Reuters:
A federal judge gave the Trump administration the go-ahead on Monday to ban “bump stocks” – rapid-fire gun attachments used in the deadliest mass shooting in modern U.S. history – in a defeat for firearms rights advocates.
“None of the plaintiffs’ challenges merit preliminary injunctive relief,” Washington-based District Judge Dabney Friedrich wrote in a 64-page ruling.
[ … ]
Friedrich found courts have regularly recognized the ATF’s authority to “interpret and apply the statutes that it administers,” including the definition of a machine gun.
So in other words, because the courts have teamed up with the administrative state to empower themselves even further, it’s okay. There’s precedent for it. Congress doesn’t really matter if we give all authority to the administrative state anyway.
I see that David Codrea is already on this.
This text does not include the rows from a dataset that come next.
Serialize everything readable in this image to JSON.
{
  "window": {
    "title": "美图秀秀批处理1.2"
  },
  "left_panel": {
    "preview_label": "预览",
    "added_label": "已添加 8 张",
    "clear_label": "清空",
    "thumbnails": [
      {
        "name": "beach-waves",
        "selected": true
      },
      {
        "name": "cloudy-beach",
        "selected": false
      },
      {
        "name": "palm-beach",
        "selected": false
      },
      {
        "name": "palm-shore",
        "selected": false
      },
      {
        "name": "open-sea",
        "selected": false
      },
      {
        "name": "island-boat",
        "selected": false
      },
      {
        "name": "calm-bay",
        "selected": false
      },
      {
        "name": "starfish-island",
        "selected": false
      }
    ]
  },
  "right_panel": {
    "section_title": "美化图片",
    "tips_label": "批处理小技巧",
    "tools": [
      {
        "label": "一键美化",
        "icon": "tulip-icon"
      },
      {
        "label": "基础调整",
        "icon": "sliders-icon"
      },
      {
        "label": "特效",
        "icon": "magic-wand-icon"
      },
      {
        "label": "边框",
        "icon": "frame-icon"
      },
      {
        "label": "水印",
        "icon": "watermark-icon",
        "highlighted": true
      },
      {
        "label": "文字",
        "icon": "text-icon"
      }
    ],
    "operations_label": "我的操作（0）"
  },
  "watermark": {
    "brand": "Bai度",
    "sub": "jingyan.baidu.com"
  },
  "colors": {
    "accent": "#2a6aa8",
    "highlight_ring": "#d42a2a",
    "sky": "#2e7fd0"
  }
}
Judge Friedrich begins with the assertion that “According to the Bureau of Alcohol, Tobacco, Firearms, and Explosives (ATF), the [Las Vegas] gunman used multiple ‘bump stocks’ in the attack, which increased his rate of fire.” As contrary to most news reports, political claims and public opinion as this may sound, that has never been definitively established, or if it has, that information has not been made public. True, guns were recovered from the scene with bump stocks attached, but, as a Freedom of Information Act response documented, ATF was denied inspection access to weapons at the scene to determine if the ones used had been modified with “machine gun fire-control components or known machine gun conversion devices,” and to this day no report of technical examination has been released.
He further observes, “Who’s still asleep enough to still think this is “just about bump stocks” or still in denial enough to insist that it’s some genius 3D chess maneuver purposely designed to lose in the courts?”
That was my first thought when I read the report from Reuters. Yea, what about that 3D chess match Trump is playing to make this all fail in court? I’ve seen that sort of floated by Glenn Reynolds before, who also notes that this is unconstitutional.
I never once thought that Trump wanted anything but a bump stock ban since (contrary to what the Reuters article says) the NRA gave him cover for it. He believes that gun owners are a monolith represented by the NRA, when in actuality, many if not most of us consider them to be to willing too compromise.
It’s as if Trump doesn’t really know who his base is, or doesn’t understand them, or doesn’t really care, or simply believes he can replace them with another base.